How have we all internalized the cryptozoology study, in French, Monstres des lacs du Québec: mythes et troublantes réalités by Michel Meurger and Claude Gagnon (1982), and the version which was modified and republished in English, as Lake Monster Traditions: A Cross-cultural Analysis by Michel Meurger and Claude Gagnon (1989)?
I recall, with great anticipation, the days when I trekked to Quebec during the early 1980s, camping out at many of the lakes said to be inhabited by the various monsters researched by Meurger and Gagnon, and searching Quebec bookstores for my first copy of this specific French book. I did eventually find it in a tiny Quebec shop, and even though I could not read French, I very much enjoyed obtaining this treasure.
It was obvious the authors had done quite a bit of research, especially regarding finding original sources and old illustrations.

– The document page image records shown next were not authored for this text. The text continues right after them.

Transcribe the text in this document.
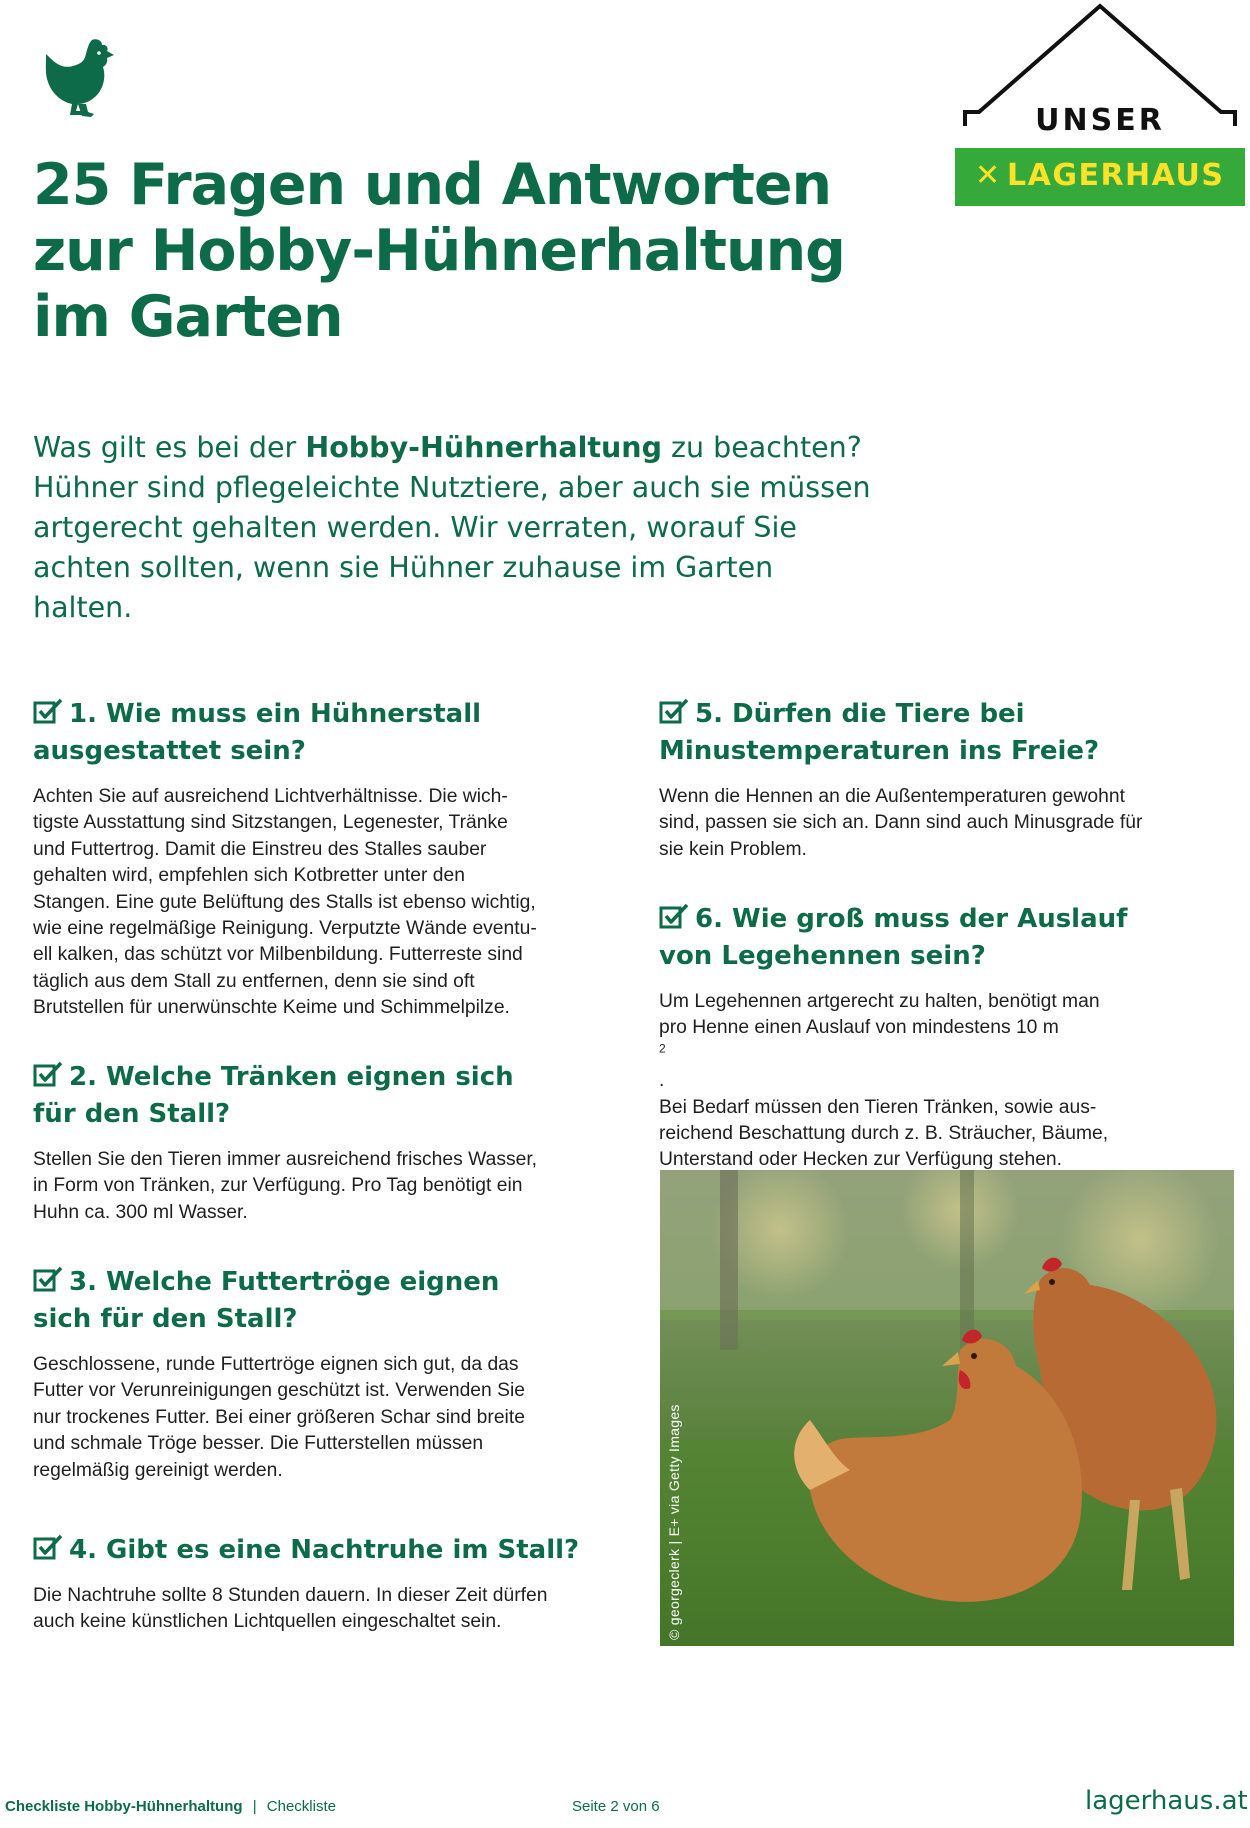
UNSER
✕ LAGERHAUS
25 Fragen und Antworten
zur Hobby-Hühnerhaltung
im Garten
Was gilt es bei der Hobby-Hühnerhaltung zu beachten? Hühner sind pflegeleichte Nutztiere, aber auch sie müssen artgerecht gehalten werden. Wir verraten, worauf Sie achten sollten, wenn sie Hühner zuhause im Garten halten.
1. Wie muss ein Hühnerstall
ausgestattet sein?

Achten Sie auf ausreichend Lichtverhältnisse. Die wich-
tigste Ausstattung sind Sitzstangen, Legenester, Tränke
und Futtertrog. Damit die Einstreu des Stalles sauber
gehalten wird, empfehlen sich Kotbretter unter den
Stangen. Eine gute Belüftung des Stalls ist ebenso wichtig,
wie eine regelmäßige Reinigung. Verputzte Wände eventu-
ell kalken, das schützt vor Milbenbildung. Futterreste sind
täglich aus dem Stall zu entfernen, denn sie sind oft
Brutstellen für unerwünschte Keime und Schimmelpilze.

2. Welche Tränken eignen sich
für den Stall?

Stellen Sie den Tieren immer ausreichend frisches Wasser,
in Form von Tränken, zur Verfügung. Pro Tag benötigt ein
Huhn ca. 300 ml Wasser.

3. Welche Futtertröge eignen
sich für den Stall?

Geschlossene, runde Futtertröge eignen sich gut, da das
Futter vor Verunreinigungen geschützt ist. Verwenden Sie
nur trockenes Futter. Bei einer größeren Schar sind breite
und schmale Tröge besser. Die Futterstellen müssen
regelmäßig gereinigt werden.

4. Gibt es eine Nachtruhe im Stall?

Die Nachtruhe sollte 8 Stunden dauern. In dieser Zeit dürfen
auch keine künstlichen Lichtquellen eingeschaltet sein.

5. Dürfen die Tiere bei
Minustemperaturen ins Freie?

Wenn die Hennen an die Außentemperaturen gewohnt
sind, passen sie sich an. Dann sind auch Minusgrade für
sie kein Problem.

6. Wie groß muss der Auslauf
von Legehennen sein?

Um Legehennen artgerecht zu halten, benötigt man
pro Henne einen Auslauf von mindestens 10 m
$^2$
.
Bei Bedarf müssen den Tieren Tränken, sowie aus-
reichend Beschattung durch z. B. Sträucher, Bäume,
Unterstand oder Hecken zur Verfügung stehen.

© georgeclerk | E+ via Getty Images
Checkliste Hobby-Hühnerhaltung | Checkliste	Seite 2 von 6	lagerhaus.at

My wife (at the time, ex- now) is the granddaughter of the first chair of the French language department at Dartmouth College. Her French-born mother would translate passages of the book for my entertainment when I use to bring it on family visits to Hanover, NH.
Michel Meurger. Photo by Patrick Huyghe.
When the book came out in 1989, from Fortean Tomes, I was delighted to read it completely in English. However, I was disappointed by what I felt to be a shift in tone. The earlier book was about the data and was a celebration of discovery of the information found in Quebec. Yes, there was a good level of skepticism in the book regarding fogs, fish, and phantom reports (as there should have been) that all that was seen were not monsters. But it was done with a good measure of passion and joy.
The English language book, from what I had heard, was the end result of an alleged feud between Meurger and Gagnon. Gagnon wanted to merely present the data. Meurger wished to populate the book with his debunking theories about folklore being the root of most cryptozoology. As fate would have it, Fortean Times and Fortean Tomes were going through a similar shift, as well, and the perfect storm occurred in this book. It became the book that many would point to for years saying that most cryptids were more folkloric that physical. The original point of the 1982 book, I felt, was lost in translation.
I thus saw this book being rather reflective of the actual historical change in the editorial policy at Fortean Times. Some of the fun in publishing appeared to go out of the sails of Fortean Times. The establishment of Fortean Tomes and the publishing of Lake Monster Traditions signaled an expansive commercialism in Fortean Times that was reinforced with their purchase by John Brown Publishing soon afterward, in 1991.
It will be recalled that the London-based company John Brown Publishing was formed in 1985 by John Brown who had previously run Virgin Books. Brown began with two magazines – the adult comic Viz, for which John Brown had secured the rights, and HotAir, Virgin Atlantic’s inflight title. Buying Fortean Times in 1991 demonstrated the popular nature of the magazine, but also mirrored the transition from the old days of The News to the new look, feel, and tone of Fortean Times. FT had a lot more to do with debunking than traditional Fortean skepticism in the new John Brown days. This trend in the magazine continues into the present era of publishing about cryptozoology, although John Brown sold FT to investors about a decade ago.
In many ways, I saw the new English version of Fortean Tomes’ Lake Monster Traditions in 1989, as the screaming banshee in the middle of a dark Quebec lake, foreshadowing the coming debunking transformation of the Fortean journal from witty and merry, to woeful and unhappy.